Manned by a salesperson and supervised by Grendene's national distributors in the respective countries, these kiosks are the adapted replicas of a concept successfully launched three years ago by Carvel, a longtime distributor of Grendene in the Balkan countries. Based in Belgrade, it has already set up about 20 such kiosks in a growing number of shopping centers throughout the former Yugoslavia and in Albania.

The rollout of the kiosk concept is part of a program to stimulate best practices among the 90 independent distributors of Grendene's products around the world supervised by Alexandre Turra Gastaldello, who recently took over Ida Ferro's former responsibilities as export manager of the Brazilian group.

Like some other Brazilian companies, Grendene's exports were affected last year by the appreciation of the Brazilian real and difficult economic conditions in the mature markets. Its exports declined by 22.2 percent in volume to 42.5 million pairs, but their average price went up by 21.9 percent in U.S. dollars to $5.01 per pair.

As a result, the company's exports declined in value by only 9.6 percent in reais and by 5.0 percent in dollars, down to a level of $213.0 million for the year. In terms of volume, Grendene's share of Brazil's total footwear exports increased to 16.4 percent in 2011 from 15.1 percent the year before.

In the domestic market, the company's gross revenues fell by 7.1 percent to 1,489 million reais (€617.7m-$818.0m). The management blamed the softening of the Brazilian economy, which began to affect Grendene last March.

The group's total gross revenues thus declined by 7.6 percent to R$1,846.7 million (€766.1m-$1,014.5m), but the gross margin improved by 2.7 percentage points to 43.3 percent. The operating margin fell slightly by 0.7 percent to 12.5 percent, and it would have improved without an increase in advertising and marketing expenses and without the default of a big unnamed customer.

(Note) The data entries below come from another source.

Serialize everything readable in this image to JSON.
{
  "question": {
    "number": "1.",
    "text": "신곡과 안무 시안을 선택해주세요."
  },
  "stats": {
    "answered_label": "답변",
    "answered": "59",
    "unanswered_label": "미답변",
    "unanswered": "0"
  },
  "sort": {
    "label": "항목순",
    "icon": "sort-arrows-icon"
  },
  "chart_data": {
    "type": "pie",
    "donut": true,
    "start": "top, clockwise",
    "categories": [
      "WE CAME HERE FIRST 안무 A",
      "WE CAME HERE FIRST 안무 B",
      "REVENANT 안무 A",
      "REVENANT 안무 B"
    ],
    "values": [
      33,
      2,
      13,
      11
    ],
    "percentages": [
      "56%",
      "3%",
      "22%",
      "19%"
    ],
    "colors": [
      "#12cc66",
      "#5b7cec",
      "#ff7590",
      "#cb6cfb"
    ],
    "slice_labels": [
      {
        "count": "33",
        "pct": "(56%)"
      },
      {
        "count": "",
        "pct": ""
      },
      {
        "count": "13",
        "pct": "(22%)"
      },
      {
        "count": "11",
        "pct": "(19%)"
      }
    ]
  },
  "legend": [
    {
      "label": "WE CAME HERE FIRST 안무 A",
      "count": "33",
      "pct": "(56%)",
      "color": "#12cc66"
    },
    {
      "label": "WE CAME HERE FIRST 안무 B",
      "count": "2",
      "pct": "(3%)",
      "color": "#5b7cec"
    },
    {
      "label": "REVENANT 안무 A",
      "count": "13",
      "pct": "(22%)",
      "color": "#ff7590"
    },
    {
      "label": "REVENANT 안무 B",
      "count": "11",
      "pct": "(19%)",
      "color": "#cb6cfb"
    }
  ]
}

Higher financial income and other factors allowed the company to post a net profit of R$305.4 million (€126.7m-$167.8m) for the year. It was only 2.2 percent lower than the record level achieved in 2010, but as a percentage of sales, the net income margin improved by 1.1 percentage points to the higher level of 20.6 percent.

The management says it will continue to increase its communication efforts, strengthening its brands with aggressive marketing through multiple media, in order to recover market shares. It wants to strengthen relations with clients to meet their needs in a more focused manner.